“Mr. Cameron, Summer is Over… Now Deal With The Biggest Crisis Facing Europe Since WW2,” read a headline in The Sun, Britain’s top-selling daily, next to a photo of a dead Syrian boy on a Turkish beach.
Several newspaper editorials harked back to the times when Britain accepted huge numbers of refugees in the aftermath of World War II and the Balkan Wars.
“We have done it before, and can do it again,” Alan Travis wrote in The Guardian, while David Aaronovitch in The Times said the international community as a whole should “rediscover the humanity of 1945”.
Contenders for the leadership of the main opposition Labour Party all urged Cameron to do more.
One of them, Yvette Cooper, has urged Britain to immediately accept 10,000 more Syrian refugees.
Tom Tugendhat, a Conservative MP from the Kent region in southeast England where some undocumented migrants arrive on ferries or through the Channel Tunnel, said: “Our common humanity demands action at home and abroad”.
Britain has accepted 216 Syrian refugees under a special government scheme over the past year and around 5,000 Syrians have been granted asylum over the last four years since the conflict there broke out in 2011.
More than four million of Syrians have fled the war.
Britain has also opted out of a quota system for relocating asylum seekers — a stance that is drawing growing criticism in other parts of Europe.
“It is clear that in front of this mess, in front of this particularly serious crisis, we would welcome that every country take on more responsibility,” Italian European Affairs Minister Sandro Gozi told BBC Radio 4’s Today programme.

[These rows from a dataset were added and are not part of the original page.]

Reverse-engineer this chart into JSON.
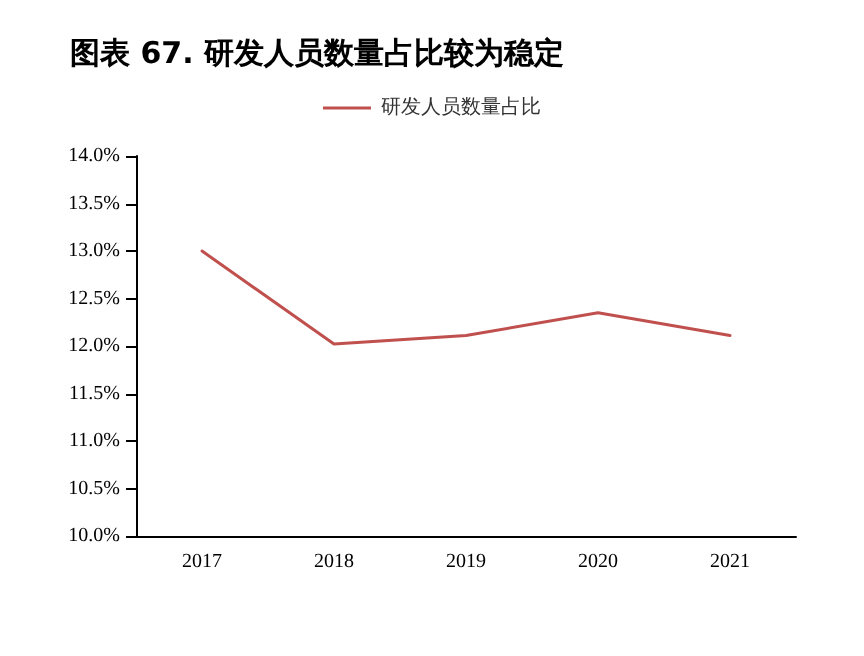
{
  "chart_data": {
    "type": "line",
    "title": "图表 67. 研发人员数量占比较为稳定",
    "categories": [
      "2017",
      "2018",
      "2019",
      "2020",
      "2021"
    ],
    "series": [
      {
        "name": "研发人员数量占比",
        "color": "#c0504d",
        "values": [
          13.0,
          12.02,
          12.11,
          12.35,
          12.11
        ]
      }
    ],
    "ylim": [
      10,
      14
    ],
    "yticks": [
      {
        "value": 10,
        "label": "10.0%"
      },
      {
        "value": 10.5,
        "label": "10.5%"
      },
      {
        "value": 11,
        "label": "11.0%"
      },
      {
        "value": 11.5,
        "label": "11.5%"
      },
      {
        "value": 12,
        "label": "12.0%"
      },
      {
        "value": 12.5,
        "label": "12.5%"
      },
      {
        "value": 13,
        "label": "13.0%"
      },
      {
        "value": 13.5,
        "label": "13.5%"
      },
      {
        "value": 14,
        "label": "14.0%"
      }
    ],
    "legend": "top",
    "grid": false,
    "marker": "none",
    "line_style": "solid"
  }
}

“When it comes to the UK, the UK has a special status but if you have a special status you cannot seek to shape policy in which you don’t want to participate,” he said.
Peter Sutherland, the UN special representative on international migration, said on BBC’s Newsnight program that while some countries were “massively bearing the burden” of the migrant crisis, Britain was among those that “can do more”.
“I think that this country can do more. The only way to solve this problem is by a united European response and that means sharing responsibility for appalling suffering,” he said.
“This is a humanitarian crisis that Europe has not experienced in our time of a dimension which demands a common response.
“At the moment it is true to say that a number of countries are massively bearing the burden of this”, he said, naming France, Germany, Italy and Sweden.